?>
The applyConcept action performs concept extraction using a predefined or custom concept extraction model (a LITI file). It is part of the Text Analytics Rule Score action set, which provides tools for linguistic rule scoring for categorization, concept extraction, and sentiment analysis. This action processes an input text document or a table of documents and identifies occurrences of concepts defined in the model, outputting detailed match information.
| Parameter | Description |
|---|---|
| casOut | Specifies the output CAS table to store the concept match results. |
| docId | Specifies the name of the variable in the input table that contains the document IDs. |
| dropConcepts | Specifies a list of concept names to exclude from the output tables. This is useful for filtering out predefined concepts without modifying the model. |
| factOut | Specifies the output CAS table for storing fact match results. |
| language | Specifies the language of the input text. Default is 'ENGLISH'. |
| litiChunkSize | Specifies the chunk size for document processing (e.g., '32K', '1M', 'ALL'). Smaller sizes can help manage memory for large documents. Default is '32K'. |
| matchType | Specifies the matching strategy: 'ALL' for all matches, 'BEST' for the best match, or 'LONGEST' for the longest match. Default is 'ALL'. |
| model | Specifies the input CAS table containing the user-defined LITI (Language Interpretation for Text Information) model for concept extraction. |
| parseTableIn | Specifies a CAS table containing pre-parsed documents from a previous run, which can improve performance, especially when using the CLAUS_n operator. |
| parseTableOut | Specifies a CAS table to save pre-parsed documents, which can be used as input for future runs to improve performance. |
| ruleMatchOut | Specifies the output CAS table to store detailed rule match information, which can be used as input for the ruleGen action. |
| table | Specifies the input CAS table that contains the documents to be processed. |
| text | Specifies the name of the variable in the input table that contains the document text. |
This example creates a sample CAS table named 'my_documents' with two columns: 'doc_id' for the document identifier and 'text' for the document content. This table will be used as input for the concept extraction.
1 DATA mycas.my_documents; 2 INFILE DATALINES delimiter='|'; 3 LENGTH doc_id $ 10 text $ 300; 4 INPUT doc_id $ text $; 5 DATALINES; 6 doc1|The new SAS Viya platform is a powerful analytics tool. 7 doc2|SAS Cloud Analytic Services (CAS) is the engine behind Viya. 8 doc3|You can use LITI models for concept extraction. 9 ; 10 RUN;
This example applies the default concept extraction model to the 'my_documents' table.
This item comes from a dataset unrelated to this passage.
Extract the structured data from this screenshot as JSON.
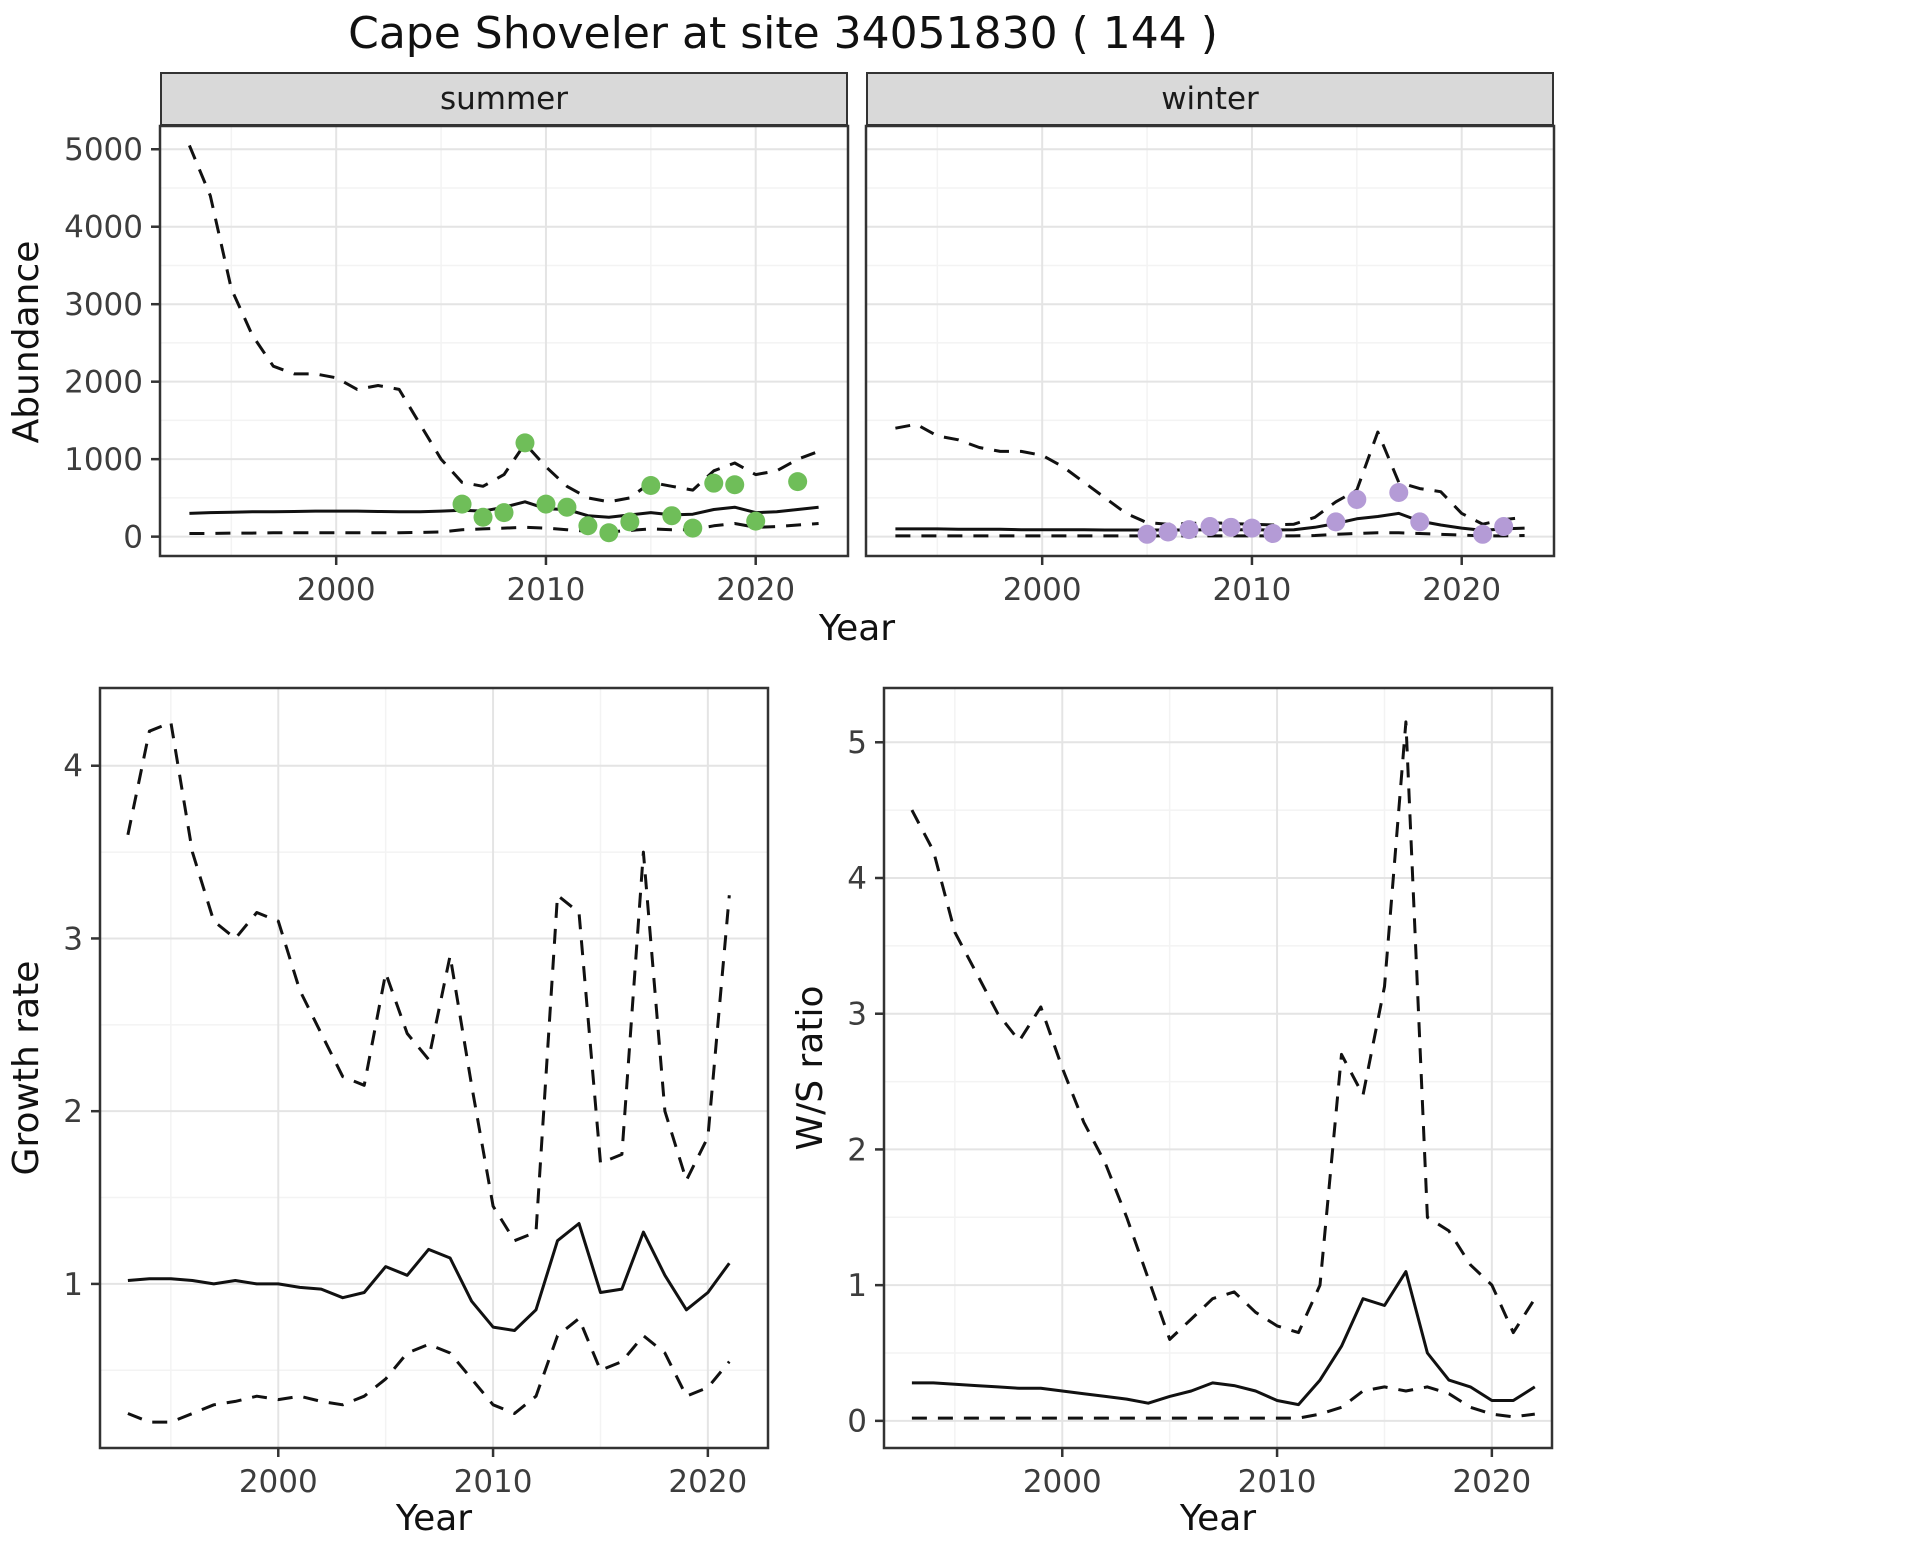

It identifies concepts in the 'text' column, using 'doc_id' as the document identifier. The results are stored in a CAS table named 'concept_matches'.
| 1 | PROC CAS; |
| 2 | textRuleScore.applyConcept / |
| 3 | TABLE={name='my_documents'}, |
| 4 | docId='doc_id', |
| 5 | text='text', |
| 6 | casOut={name='concept_matches', replace=true}; |
| 7 | RUN; |
This example demonstrates a more advanced use case. It first loads a custom LITI model from a table named 'my_liti_model'. Then, it applies this model to the 'my_documents' table. It specifies 'LONGEST' for the match type to only return the longest matching string for overlapping concepts. It generates three output tables: 'concept_matches' for the main results, 'fact_matches' for extracted facts, and 'rulematch_details' for detailed rule matching information used for debugging or further analysis.
| 1 | PROC CAS; |
| 2 | textRuleScore.applyConcept / |
| 3 | TABLE={name='my_documents'}, |
| 4 | docId='doc_id', |
| 5 | text='text', |
| 6 | model={name='my_liti_model'}, |
| 7 | matchType='LONGEST', |
| 8 | casOut={name='concept_matches', replace=true}, |
| 9 | factOut={name='fact_matches', replace=true}, |
| 10 | ruleMatchOut={name='rulematch_details', replace=true}; |
| 11 | RUN; |
This example shows a two-step process to improve performance. First, `applyConcept` is called with the `parseTableOut` parameter to create a table of pre-parsed documents named 'parsed_docs'. In the second call, this 'parsed_docs' table is used as input via the `parseTableIn` parameter, which can speed up processing, especially with complex models or large documents.
| 1 | PROC CAS; |
| 2 | /* Step 1: Parse documents and save the intermediate table */ |
| 3 | textRuleScore.applyConcept / |
| 4 | TABLE={name='my_documents'}, |
| 5 | docId='doc_id', |
| 6 | text='text', |
| 7 | parseTableOut={name='parsed_docs', replace=true}; |
| 8 | |
| 9 | /* Step 2: Use the pre-parsed table for faster concept extraction */ |
| 10 | textRuleScore.applyConcept / |
| 11 | TABLE={name='my_documents'}, |
| 12 | docId='doc_id', |
| 13 | text='text', |
| 14 | parseTableIn={name='parsed_docs'}, |
| 15 | casOut={name='concept_matches_fast', replace=true}; |
| 16 | RUN; |